Mit großen Schritten ging Brandolf auf den teilweise abgebrannten und eingestürzten Pferdestall zu. Er hoffte, dass sein Pferd den Brand überlebt hatte, denn ohne seine Stute würde er niemals die Feste verlassen können, geschweige heil zur Burg seines Vaters gelangen. Genau das musste ihm jetzt aber unbedingt gelingen.
Unterschiedliche Gedanken rasten durch seinen Kopf. Bilder der Schlacht tauchten vor seinem inneren Auge auf. Immer häufiger kehrte eine bestimmte Situation wieder, bis er schließlich nichts anderes mehr sah: Rogars überstürzte Flucht und Sigruns Tod.

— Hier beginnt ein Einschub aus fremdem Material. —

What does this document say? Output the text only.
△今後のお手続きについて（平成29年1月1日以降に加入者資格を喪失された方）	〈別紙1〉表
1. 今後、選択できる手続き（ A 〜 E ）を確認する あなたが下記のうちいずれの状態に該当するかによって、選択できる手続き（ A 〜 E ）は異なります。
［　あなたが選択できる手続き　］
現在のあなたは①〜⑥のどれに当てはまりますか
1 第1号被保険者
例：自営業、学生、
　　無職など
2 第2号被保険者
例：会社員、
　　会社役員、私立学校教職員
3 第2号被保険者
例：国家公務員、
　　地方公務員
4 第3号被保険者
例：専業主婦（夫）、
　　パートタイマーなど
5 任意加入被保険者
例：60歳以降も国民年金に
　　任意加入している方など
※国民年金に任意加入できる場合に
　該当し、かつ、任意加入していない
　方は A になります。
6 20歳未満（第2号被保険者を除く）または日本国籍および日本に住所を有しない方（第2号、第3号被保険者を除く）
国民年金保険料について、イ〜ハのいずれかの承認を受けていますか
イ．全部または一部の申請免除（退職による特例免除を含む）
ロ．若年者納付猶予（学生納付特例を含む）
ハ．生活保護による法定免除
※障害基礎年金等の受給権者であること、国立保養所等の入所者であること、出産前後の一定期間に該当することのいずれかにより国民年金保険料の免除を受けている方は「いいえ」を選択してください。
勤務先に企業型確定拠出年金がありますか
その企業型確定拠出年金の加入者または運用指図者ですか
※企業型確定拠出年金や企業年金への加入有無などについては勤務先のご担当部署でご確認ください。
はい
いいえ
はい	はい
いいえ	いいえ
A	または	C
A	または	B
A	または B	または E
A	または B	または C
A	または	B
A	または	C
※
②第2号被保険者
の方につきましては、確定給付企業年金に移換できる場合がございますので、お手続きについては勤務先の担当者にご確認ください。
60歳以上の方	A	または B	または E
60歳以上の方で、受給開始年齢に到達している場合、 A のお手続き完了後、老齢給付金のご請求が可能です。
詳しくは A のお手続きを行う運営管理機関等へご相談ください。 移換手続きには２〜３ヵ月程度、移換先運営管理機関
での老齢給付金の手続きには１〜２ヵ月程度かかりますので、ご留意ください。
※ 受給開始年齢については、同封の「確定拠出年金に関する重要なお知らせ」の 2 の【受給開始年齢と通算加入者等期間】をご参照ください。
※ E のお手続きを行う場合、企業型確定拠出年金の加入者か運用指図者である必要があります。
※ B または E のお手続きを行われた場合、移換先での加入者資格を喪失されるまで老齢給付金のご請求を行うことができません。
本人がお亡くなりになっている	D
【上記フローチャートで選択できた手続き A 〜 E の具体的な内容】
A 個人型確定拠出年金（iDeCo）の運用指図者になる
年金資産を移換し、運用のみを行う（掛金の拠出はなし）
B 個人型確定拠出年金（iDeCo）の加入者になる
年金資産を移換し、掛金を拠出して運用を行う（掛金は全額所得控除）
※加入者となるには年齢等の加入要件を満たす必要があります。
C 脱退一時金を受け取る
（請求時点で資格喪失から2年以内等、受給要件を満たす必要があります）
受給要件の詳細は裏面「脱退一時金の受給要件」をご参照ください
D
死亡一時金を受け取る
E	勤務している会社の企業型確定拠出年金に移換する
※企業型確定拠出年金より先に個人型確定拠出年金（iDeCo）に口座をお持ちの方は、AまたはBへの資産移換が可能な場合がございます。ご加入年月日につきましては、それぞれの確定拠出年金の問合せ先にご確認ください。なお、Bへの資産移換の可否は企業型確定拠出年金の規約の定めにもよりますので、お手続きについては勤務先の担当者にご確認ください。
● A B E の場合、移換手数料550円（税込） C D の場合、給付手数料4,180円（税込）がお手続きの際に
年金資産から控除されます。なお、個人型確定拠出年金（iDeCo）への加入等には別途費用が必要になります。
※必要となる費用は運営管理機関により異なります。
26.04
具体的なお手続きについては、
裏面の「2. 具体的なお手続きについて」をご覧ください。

Diese Erinnerungen schmerzten sehr. Doch Brandolf hatte inzwischen begriffen, dass Sigrun das einzig Richtige getan hatte. Mit ihrem eigenen Leben hatte sie das ihres Kindes erkauft. Ein hoher Preis, um den Fortbestand der eigenen Familie zu sichern. Ungläubig schüttelte Brandolf den Kopf. Der Graf und seine Gemahlin waren tot und nur Rogar war noch am Leben. Dieses Leben galt es jetzt zu beschützen. Dazu war es allerdings erst einmal notwendig, den Jungen zu finden.
Derart in Gedanken vertieft betrat Brandolf den Stall, wo er zu seiner Erleichterung tatsächlich seine Stute neben einigen anderen Pferden wohlbehalten vorfand. Der junge Krieger war froh, dass Rurik bisher noch nicht so schlau gewesen war, ihm sein Pferd zu nehmen. Die Stute war kein Schlachtross, wie es wohlhabende Ritter von höherem Rang bevorzugten. Das wäre bei weitem zu aufwendig für Brandolfs Vater gewesen. Die Kosten für ständig neue Waffen, Rüstungen und für die Besatzung seiner kleinen Burg verschlangen schon genug Gelder und Abgaben.
Die braune Stute des Kriegers war wesentlich kleiner und zierlicher gebaut als ein Schlachtross. Mit ihrem ruhigen Gemüt war sie im Gefecht allerdings ebenso beherrscht wie ein solches und darüber hinaus sehr viel wendiger als die meisten Pferde. Zudem hatte das Tier eine einzigartige Ausdauer und konnte über lange Strecken im Trab laufen. Darauf kam es jetzt an: eine schnelle Rückreise.